To make things clearer they both work Friday. The Ex finishes work at the half way point and so me or my partner meets him there. I totally understand the diffuculties of getting into a routine for only a weekend but DS should, in my eyes still be going to bed at a reasonable time not left completely to his own devices Confused
I think how it was before was totally fair as we split the driving. Its just very difficult now as DS2 is exclusively breastfed and still very much feeds on demand so its hard to judge and i cannot pull over on a motorway to feed. Once DS2 is more predictable feed wise itll be much easier as I can just travel between feeds Smile

OP posts:
WWWWicked · 25/03/2019 21:04

YABU.

You were the one that moved 1.5 hours away.

Nicknacky · 25/03/2019 21:07

Interesting wording on your title. Lay down ground rules? Not “how do we sort this out.”

Mumoftoo19 · 25/03/2019 21:14

Nicknacky you are reading far to much into the title. I didnt really know what to put. I was just looking for advice on the best way to sort this out as i thought this was somewhere I could do that.
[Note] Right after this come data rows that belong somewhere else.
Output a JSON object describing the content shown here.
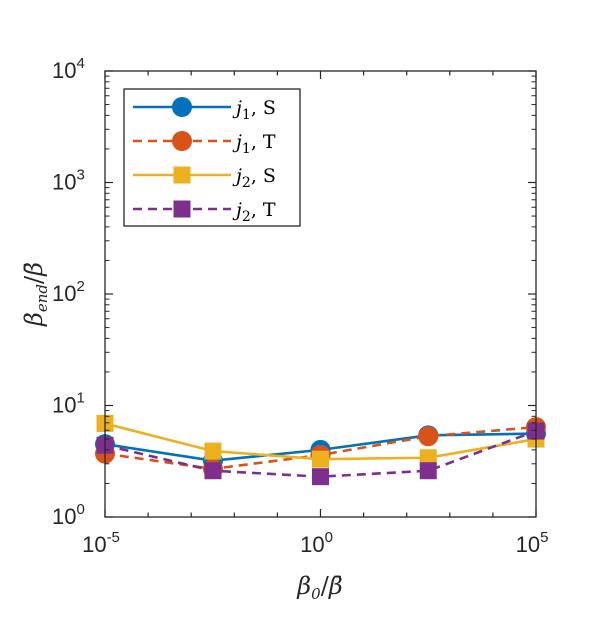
{
  "chart_data": {
    "type": "line",
    "x_scale": "log",
    "y_scale": "log",
    "xlim": [
      1e-05,
      100000
    ],
    "ylim": [
      1,
      10000
    ],
    "x_ticks": [
      {
        "base": "10",
        "exp": "-5",
        "value": 1e-05
      },
      {
        "base": "10",
        "exp": "0",
        "value": 1
      },
      {
        "base": "10",
        "exp": "5",
        "value": 100000
      }
    ],
    "y_ticks": [
      {
        "base": "10",
        "exp": "0",
        "value": 1
      },
      {
        "base": "10",
        "exp": "1",
        "value": 10
      },
      {
        "base": "10",
        "exp": "2",
        "value": 100
      },
      {
        "base": "10",
        "exp": "3",
        "value": 1000
      },
      {
        "base": "10",
        "exp": "4",
        "value": 10000
      }
    ],
    "xlabel": {
      "main": "β",
      "sub": "0",
      "sep": "/",
      "tail": "β̄"
    },
    "ylabel": {
      "main": "β",
      "sub": "end",
      "sep": "/",
      "tail": "β̄"
    },
    "x": [
      1e-05,
      0.0032,
      1,
      316,
      100000
    ],
    "legend_position": "top-left",
    "series": [
      {
        "name": {
          "var": "j",
          "sub": "1",
          "rest": ", S"
        },
        "color": "#0072BD",
        "marker": "circle",
        "dash": "solid",
        "values": [
          4.5,
          3.2,
          4.0,
          5.4,
          5.6
        ]
      },
      {
        "name": {
          "var": "j",
          "sub": "1",
          "rest": ", T"
        },
        "color": "#D95319",
        "marker": "circle",
        "dash": "dashed",
        "values": [
          3.7,
          2.7,
          3.6,
          5.3,
          6.4
        ]
      },
      {
        "name": {
          "var": "j",
          "sub": "2",
          "rest": ", S"
        },
        "color": "#EDB120",
        "marker": "square",
        "dash": "solid",
        "values": [
          6.9,
          3.9,
          3.3,
          3.4,
          5.0
        ]
      },
      {
        "name": {
          "var": "j",
          "sub": "2",
          "rest": ", T"
        },
        "color": "#7E2F8E",
        "marker": "square",
        "dash": "dashed",
        "values": [
          4.4,
          2.6,
          2.3,
          2.6,
          5.9
        ]
      }
    ]
  }
}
Yes i did move away. At the time it was the best option. Without splashing the ins and outs of a terrible relationship i had plenty of reason. I had death threats and all sorts from this man. Who may I also add never saw his son when we lived locally. He would always be too busy going on week long benders or sleeping with other women. Not bashing the man but I feel although people are assuming I moved to spite him and that is not the case at all. I needed to do what was best for my mental health and in turn, my DS.

OP posts:
Nicknacky · 25/03/2019 21:15

It’s your title!

QueenEhlana · 25/03/2019 21:18

Halfway is messy. Why not one trip, one party does the whole journey, the other trip the other party does it. It's still an even split, and no one has to wait around.